Agricultural pollution has also been cited as a likely source of another recent scourge on the Susquehanna River: blooms of toxic levels of algae. The algae feed on phosphates and nitrates, two nutrients in industrial fertilizers. When the algae proliferate, at times stretching bank to bank, biologists say, they suck oxygen from the water and leave little for fish. (A similar algae bloom in Lake Erie has now imperiled drinking water in Toledo, Ohio).

Agriculture “keeps coming up,” said Geoff Smith, Susquehanna River biologist for the Pennsylvania Fish and Boat Commission. “It’s frustrating.”
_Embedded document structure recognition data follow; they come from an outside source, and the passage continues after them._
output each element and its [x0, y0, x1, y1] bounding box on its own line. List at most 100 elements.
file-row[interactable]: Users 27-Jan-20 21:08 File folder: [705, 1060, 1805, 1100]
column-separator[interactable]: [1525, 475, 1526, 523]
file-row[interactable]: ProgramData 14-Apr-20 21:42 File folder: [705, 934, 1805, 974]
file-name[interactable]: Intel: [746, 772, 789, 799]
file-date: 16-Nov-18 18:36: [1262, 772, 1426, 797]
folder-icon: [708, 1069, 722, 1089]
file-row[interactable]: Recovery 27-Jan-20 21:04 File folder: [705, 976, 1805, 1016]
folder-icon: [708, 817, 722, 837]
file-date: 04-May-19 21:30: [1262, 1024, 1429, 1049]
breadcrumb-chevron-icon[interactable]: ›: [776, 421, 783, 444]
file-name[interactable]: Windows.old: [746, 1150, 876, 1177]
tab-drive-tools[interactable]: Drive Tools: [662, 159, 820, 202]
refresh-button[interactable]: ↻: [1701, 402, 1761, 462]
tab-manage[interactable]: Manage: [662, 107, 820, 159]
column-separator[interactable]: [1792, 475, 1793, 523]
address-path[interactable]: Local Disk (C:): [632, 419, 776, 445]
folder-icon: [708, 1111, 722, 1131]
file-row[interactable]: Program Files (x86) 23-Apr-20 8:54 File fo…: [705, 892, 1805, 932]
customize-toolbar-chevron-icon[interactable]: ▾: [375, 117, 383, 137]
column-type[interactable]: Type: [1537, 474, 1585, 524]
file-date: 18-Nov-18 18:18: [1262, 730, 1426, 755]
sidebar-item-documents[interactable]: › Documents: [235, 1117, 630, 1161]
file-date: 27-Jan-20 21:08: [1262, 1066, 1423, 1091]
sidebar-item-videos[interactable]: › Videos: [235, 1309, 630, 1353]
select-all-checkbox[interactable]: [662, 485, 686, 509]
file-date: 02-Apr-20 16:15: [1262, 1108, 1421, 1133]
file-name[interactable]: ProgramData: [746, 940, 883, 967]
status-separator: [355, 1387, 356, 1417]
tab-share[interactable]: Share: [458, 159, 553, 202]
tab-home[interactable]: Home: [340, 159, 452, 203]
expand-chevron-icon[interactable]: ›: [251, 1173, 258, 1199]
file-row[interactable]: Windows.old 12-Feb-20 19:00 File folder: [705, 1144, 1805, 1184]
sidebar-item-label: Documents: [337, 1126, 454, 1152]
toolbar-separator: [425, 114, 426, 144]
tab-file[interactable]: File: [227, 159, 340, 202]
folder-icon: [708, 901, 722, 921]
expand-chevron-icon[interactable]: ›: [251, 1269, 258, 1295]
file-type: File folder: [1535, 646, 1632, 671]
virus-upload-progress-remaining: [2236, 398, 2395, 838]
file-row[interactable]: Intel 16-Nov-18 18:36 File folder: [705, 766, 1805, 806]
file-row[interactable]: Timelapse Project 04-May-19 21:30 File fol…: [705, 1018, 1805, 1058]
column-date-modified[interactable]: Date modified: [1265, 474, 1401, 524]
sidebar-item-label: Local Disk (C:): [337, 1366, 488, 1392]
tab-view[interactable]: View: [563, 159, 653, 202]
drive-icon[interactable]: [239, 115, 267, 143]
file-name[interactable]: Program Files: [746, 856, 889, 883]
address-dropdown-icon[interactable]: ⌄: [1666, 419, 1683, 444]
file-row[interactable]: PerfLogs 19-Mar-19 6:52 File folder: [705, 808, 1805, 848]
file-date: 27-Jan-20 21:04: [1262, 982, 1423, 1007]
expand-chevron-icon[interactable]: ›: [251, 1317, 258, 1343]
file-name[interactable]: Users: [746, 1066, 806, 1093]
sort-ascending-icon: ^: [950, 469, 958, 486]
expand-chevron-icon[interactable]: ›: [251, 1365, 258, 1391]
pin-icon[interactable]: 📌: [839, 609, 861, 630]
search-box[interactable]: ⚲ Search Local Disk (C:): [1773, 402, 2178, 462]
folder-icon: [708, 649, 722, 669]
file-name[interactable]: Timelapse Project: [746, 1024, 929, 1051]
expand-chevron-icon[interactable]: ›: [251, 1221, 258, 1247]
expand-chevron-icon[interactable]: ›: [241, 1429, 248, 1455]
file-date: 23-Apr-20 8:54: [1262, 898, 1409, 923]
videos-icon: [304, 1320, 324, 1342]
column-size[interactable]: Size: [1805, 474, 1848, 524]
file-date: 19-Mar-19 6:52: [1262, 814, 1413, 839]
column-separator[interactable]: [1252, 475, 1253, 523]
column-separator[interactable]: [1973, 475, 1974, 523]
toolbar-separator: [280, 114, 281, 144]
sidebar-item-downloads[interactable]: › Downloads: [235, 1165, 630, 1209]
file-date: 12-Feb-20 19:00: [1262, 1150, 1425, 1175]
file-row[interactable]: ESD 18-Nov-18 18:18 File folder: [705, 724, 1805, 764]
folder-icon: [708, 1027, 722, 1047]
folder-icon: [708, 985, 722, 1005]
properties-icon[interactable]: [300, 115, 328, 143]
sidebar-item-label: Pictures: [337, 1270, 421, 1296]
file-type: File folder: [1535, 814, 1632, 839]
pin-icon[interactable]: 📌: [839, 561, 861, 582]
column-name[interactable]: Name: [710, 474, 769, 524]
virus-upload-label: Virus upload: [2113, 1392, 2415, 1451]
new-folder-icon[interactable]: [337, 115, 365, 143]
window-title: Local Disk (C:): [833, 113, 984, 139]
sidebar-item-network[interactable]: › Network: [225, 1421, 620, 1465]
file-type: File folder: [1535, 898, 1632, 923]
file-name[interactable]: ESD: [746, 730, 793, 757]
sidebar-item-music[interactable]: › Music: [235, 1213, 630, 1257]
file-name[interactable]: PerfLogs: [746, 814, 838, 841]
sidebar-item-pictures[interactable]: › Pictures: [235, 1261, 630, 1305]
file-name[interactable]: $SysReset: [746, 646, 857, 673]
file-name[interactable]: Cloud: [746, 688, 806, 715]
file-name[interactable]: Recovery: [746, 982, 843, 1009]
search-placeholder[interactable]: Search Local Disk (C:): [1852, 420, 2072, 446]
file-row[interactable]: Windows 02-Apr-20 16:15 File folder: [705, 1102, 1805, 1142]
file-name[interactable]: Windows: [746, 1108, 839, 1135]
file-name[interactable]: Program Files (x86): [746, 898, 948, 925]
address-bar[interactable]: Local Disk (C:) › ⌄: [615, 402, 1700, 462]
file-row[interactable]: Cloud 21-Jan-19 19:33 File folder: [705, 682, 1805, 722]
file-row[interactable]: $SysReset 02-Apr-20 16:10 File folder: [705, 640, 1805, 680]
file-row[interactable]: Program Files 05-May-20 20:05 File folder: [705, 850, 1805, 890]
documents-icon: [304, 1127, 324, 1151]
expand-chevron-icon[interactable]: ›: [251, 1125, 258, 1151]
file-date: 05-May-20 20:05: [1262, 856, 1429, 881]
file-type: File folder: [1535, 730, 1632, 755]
Intersex fish found throughout Susquehanna River Basin

The Susquehanna River watershed stretches from the hills of western New York to the low-lying estuary of Chesapeake Bay in Maryland, but the bulk of it spans the rich farmland of central Pennsylvania. Researchers have discovered intersex fish in this river and have said there is a correlation between unhealthy fish and intensifying agricultural practices.

Source: River basin geography and waterways from the Susquehanna River Basin Commission. Sampling locations from Reproductive health indicators of fishes from Pennsylvania watersheds: association with chemicals of emerging concern," published June 17, 2014.

On Wednesday, Smith finished the latest census of smallmouth bass in the Susquehanna and found numbers still low and many fish covered with sores and lesions. In 2013 nearly half of all smallmouth bass in the river showed signs of disease, the highest percentage yet.

(In 2011 the conservation nonprofit organization American Rivers listed the Susquehanna as the most endangered river in the nation, not because of pollution from wastewater or agriculture, but because of the potential for contamination from fracking. In 2010 the conservation group American Rivers named the Upper Delaware River the nation’s most endangered for the same reason. Both of these rivers flow above a huge reserve of natural gas called the Marcellus Shale, which has been tapped by thousands of natural gas wells in the last decade.)

The Environmental Protection Agency has taken broad steps to improve the water quality in the Chesapeake Bay and, by association the Susquehanna River, including raising standards for water-treatment facilities and limiting the amount of sediment that may be sloughed off from municipal storm-water systems and from agricultural operations, across the Chesapeake Bay drainage basin. Critics say this is not enough.  

“We’re focused on improving water quality with the hope that in conjunction with everything else going on that it will have a positive impact on the ecosystem as a whole,” said Tom Wenz, a spokesman for the EPA’s Chesapeake Bay Program Office. “None of these issues is going to be solved through looking at just one aspect.”

But Arway, of the Pennsylvania Fish and Boat Commission, said state and federal leaders must write a cleanup plan specifically for the Susquehanna River, for which news of intersex fish is only the latest in a litany of problems.

“You need a cleanup plan for the river that’s different than the one for the bay,” he said. “I don’t want to be director when the last bass is caught out of the Susquehanna River.”